Two more hours and it's my turn to sleep!
It’s chaos here, but I expect it to be that way for…several years most likely!
The girls are continuing to grow SO FAST, as in I can see the difference – daily. I went to put Margaret in a particular preemie sleeper this afternoon, only to discover that the footsies were too small – her poor little toes were curling up in them! So that was the end of that sleeper. Crazy how fast that happens! Tomorrow they are FOUR WEEKS OLD already. I can’t believe that. Is it weird that I feel a bit weepy at the thought of how quickly time seems to be going by now that they’re here? They’re not going to be newborns for long enough for my liking!
I actually have been crying a fair bit lately. I don’t think I cried this much after I had Andrew, I recall it being really bad just for a few days and then I was back to ‘normal’. I think it’s harder this time because not only do I have a whole extra baby to look after, but I also have Andrew, who requires a lot of attention and energy, both of which are not always easy to give these days. I’m just SO tired, it’s really often all I can do just to function at all, I feel like I’m just going through the motions and then I get overwhelmed.
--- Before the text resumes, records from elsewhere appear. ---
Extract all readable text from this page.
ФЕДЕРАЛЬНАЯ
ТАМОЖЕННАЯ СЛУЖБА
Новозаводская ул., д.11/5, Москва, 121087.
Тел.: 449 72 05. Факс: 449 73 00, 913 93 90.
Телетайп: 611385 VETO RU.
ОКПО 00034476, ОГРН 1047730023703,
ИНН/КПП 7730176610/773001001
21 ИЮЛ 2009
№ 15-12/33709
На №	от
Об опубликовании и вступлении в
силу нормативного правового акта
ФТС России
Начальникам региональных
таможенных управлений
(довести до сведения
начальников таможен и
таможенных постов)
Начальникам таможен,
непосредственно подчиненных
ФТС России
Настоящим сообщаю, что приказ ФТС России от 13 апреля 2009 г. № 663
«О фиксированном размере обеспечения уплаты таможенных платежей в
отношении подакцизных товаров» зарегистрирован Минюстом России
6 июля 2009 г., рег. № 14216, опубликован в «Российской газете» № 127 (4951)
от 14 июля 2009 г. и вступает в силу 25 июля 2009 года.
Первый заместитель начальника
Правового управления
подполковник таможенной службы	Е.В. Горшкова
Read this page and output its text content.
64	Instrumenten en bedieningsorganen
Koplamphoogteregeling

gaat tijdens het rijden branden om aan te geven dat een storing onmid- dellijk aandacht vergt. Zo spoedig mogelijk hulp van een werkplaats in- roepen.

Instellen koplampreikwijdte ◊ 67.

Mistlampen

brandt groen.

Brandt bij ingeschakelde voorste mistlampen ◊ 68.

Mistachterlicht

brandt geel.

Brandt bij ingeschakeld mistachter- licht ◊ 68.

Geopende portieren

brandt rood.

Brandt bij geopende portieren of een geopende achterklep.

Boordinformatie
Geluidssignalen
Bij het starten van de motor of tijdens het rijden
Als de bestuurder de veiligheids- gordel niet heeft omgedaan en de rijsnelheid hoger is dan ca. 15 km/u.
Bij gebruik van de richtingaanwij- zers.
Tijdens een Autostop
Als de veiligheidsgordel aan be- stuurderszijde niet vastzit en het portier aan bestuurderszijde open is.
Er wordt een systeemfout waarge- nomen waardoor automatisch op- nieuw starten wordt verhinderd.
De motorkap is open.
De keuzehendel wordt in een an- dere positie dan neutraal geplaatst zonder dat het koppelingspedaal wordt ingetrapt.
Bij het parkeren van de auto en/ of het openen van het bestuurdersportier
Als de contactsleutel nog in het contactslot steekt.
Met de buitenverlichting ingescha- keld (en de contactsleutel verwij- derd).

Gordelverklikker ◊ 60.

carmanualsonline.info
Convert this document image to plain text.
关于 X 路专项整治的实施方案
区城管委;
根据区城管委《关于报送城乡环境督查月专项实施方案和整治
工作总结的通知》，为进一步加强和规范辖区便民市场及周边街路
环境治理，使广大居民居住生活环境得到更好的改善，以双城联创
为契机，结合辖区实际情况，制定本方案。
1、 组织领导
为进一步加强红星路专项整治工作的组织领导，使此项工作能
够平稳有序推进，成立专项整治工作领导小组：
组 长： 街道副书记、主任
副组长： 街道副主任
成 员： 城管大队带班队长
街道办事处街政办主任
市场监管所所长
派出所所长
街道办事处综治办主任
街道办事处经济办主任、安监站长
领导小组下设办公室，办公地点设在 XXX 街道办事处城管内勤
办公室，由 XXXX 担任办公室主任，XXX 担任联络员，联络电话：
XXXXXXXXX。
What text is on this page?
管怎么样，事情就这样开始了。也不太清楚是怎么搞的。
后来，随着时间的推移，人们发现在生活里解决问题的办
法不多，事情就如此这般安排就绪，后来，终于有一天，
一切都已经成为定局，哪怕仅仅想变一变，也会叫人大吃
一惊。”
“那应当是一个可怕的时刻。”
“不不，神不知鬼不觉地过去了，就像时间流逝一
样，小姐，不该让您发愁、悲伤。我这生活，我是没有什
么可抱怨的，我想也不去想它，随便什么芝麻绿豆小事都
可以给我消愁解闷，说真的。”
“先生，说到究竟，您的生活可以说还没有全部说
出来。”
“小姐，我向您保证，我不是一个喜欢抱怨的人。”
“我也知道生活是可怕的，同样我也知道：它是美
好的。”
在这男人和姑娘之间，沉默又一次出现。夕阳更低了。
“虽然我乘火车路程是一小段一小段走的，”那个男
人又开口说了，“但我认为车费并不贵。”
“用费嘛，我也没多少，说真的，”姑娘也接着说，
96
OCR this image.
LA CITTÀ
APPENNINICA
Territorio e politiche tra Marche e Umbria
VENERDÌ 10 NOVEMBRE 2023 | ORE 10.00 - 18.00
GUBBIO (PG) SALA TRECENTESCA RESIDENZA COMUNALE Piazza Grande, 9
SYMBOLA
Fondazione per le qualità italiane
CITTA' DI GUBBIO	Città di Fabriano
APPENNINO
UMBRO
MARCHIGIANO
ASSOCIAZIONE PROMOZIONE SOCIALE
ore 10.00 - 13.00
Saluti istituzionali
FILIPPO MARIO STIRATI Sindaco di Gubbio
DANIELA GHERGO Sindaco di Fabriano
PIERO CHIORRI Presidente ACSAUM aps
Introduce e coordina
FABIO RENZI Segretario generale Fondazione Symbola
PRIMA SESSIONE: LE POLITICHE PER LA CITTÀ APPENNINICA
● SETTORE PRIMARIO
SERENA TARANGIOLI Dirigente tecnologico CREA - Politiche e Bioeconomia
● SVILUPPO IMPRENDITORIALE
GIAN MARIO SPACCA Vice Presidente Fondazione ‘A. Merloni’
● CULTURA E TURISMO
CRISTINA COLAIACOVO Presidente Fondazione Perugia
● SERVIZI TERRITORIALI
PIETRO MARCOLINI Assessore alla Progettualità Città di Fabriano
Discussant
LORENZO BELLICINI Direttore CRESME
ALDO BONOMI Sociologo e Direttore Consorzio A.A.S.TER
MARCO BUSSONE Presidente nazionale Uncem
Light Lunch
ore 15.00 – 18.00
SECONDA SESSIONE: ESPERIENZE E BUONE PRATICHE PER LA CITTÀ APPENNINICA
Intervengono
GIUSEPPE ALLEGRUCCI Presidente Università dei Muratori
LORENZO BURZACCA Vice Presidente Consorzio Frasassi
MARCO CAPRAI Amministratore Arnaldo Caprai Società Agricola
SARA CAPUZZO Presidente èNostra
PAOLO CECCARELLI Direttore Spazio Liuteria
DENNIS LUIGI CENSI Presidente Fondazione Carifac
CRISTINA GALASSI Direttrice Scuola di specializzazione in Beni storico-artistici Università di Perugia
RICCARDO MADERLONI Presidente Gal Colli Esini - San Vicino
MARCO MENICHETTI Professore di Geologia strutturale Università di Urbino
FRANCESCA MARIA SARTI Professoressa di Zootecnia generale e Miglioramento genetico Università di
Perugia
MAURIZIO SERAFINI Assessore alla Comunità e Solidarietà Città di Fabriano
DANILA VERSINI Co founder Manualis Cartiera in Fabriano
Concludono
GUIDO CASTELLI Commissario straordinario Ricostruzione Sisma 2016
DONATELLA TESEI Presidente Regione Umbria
I’m not ‘depressed’ by any means, I know these are tears of sleep deprivation, and adjustment to this crazy life I’ve been thrown into. Not that having a singleton isn’t challenging, because it totally is, but twins is…literally double. You really can’t know quite what it’s like till you’re living it. It’s amazing in so many ways, and I wouldn’t trade them for anything, obviously, but WOW is it a lot of work.
I don’t cry all the time or anything, but I’m hoping the sensitivity I’m feeling starts going away soon. Being a person who hates crying, it’s really hard dealing with the waterworks when they come on suddenly and won’t shut off!
Beyond that, things are good. LOL There’s currently a lot of farting noises coming from the bassinet, and little grunts. So funny. (Sorry girls, but hey, it’s the truth!)
Today Andrew and I went and did a grocery shop together, and then a little while later he and James went to the park for a while. I think it was good that Andrew had some one on one time with both of us today, even if his time with me was spent getting groceries! He was on an absolute TEAR yesterday and it was basically the worst day I’ve had in I can’t remember how long. It was HORRIBLE the way he was treating me, his sisters, and just in general the way he was being. So tantrum-y. It felt like such a long day. You know things aren’t going well when you’re finding yourself melting down and in total zombie mode, and then you look at the clock and it’s only 9:30 in the morning! That was me yesterday, and it got a lot worse before it got better! But I know there are going to be days like that, and I just have to be grateful for the fact that they’re not the majority.
When the boys were at the park this afternoon, I fed the girls (Margaret nursed, Emily had a bottle of breast milk) and then the 3 of us cuddled for the entire time the boys were out. I love it when they finish eating and just want to snuggle with Mommy. I find they are both at their calmest, and Emily in particular I notice is quieter. When she’s not cuddling with someone, she’s grunting and making goat noises, and it can get quite ridiculous at times.
Both girls are getting more alert each day, and spend more time awake and looking around. I love it when they look up into my eyes. It’s so cute! Or when they occasionally look at each other. I will never tire of watching them cuddle each other, it’s the sweetest thing in the whole entire world. They hold hands, or just cuddle up to each other, they always seem to want their heads touching. I noticed this afternoon Emily was a bit fussy, and then Margaret moved sideways so she was no longer snuggled up to me but instead had her head resting on her sister’s belly, and lo and behold Emily suddenly calmed right down. It’s like they NEED to be close to each other. You take one out of the bassinet and the other starts fussing for her sister. It can be frustrating in that you can never ‘just’ deal with one baby at a time, as the other is bound to protest, but it’s so cute because as soon as they’re put down for a sleep side by side, they cuddle right up and look so cozy and content together. It melts my heart!
This morning Emily just would NOT stop making her goat sounds, and her face was beet red from fuss-budgeting. I didn’t know what to do for her as she’d fed and been changed, so I started singing ‘You are my Sunshine’ and literally as soon as I started singing she calmed right down and went to sleep! I’m a terrible singer, and especially with this weird voice/throat issue I’ve had basically since they were born, my singing is even worse than usual, and yet she was completely calmed by the sound of my voice. I thought that was so sweet!
Margaret is proving to be the easiest baby ever, Emily not so much, although over all they are both such good girls. They really don’t cry just for the sake of crying – yes, Emily makes some noise, but I think it’s usually a gas issue or something. Neither baby has had a crying fit where they’re just inconsolable. I know they’re only 4 weeks tomorrow though, and they WILL cry ‘just because’, it just hasn’t happened yet!!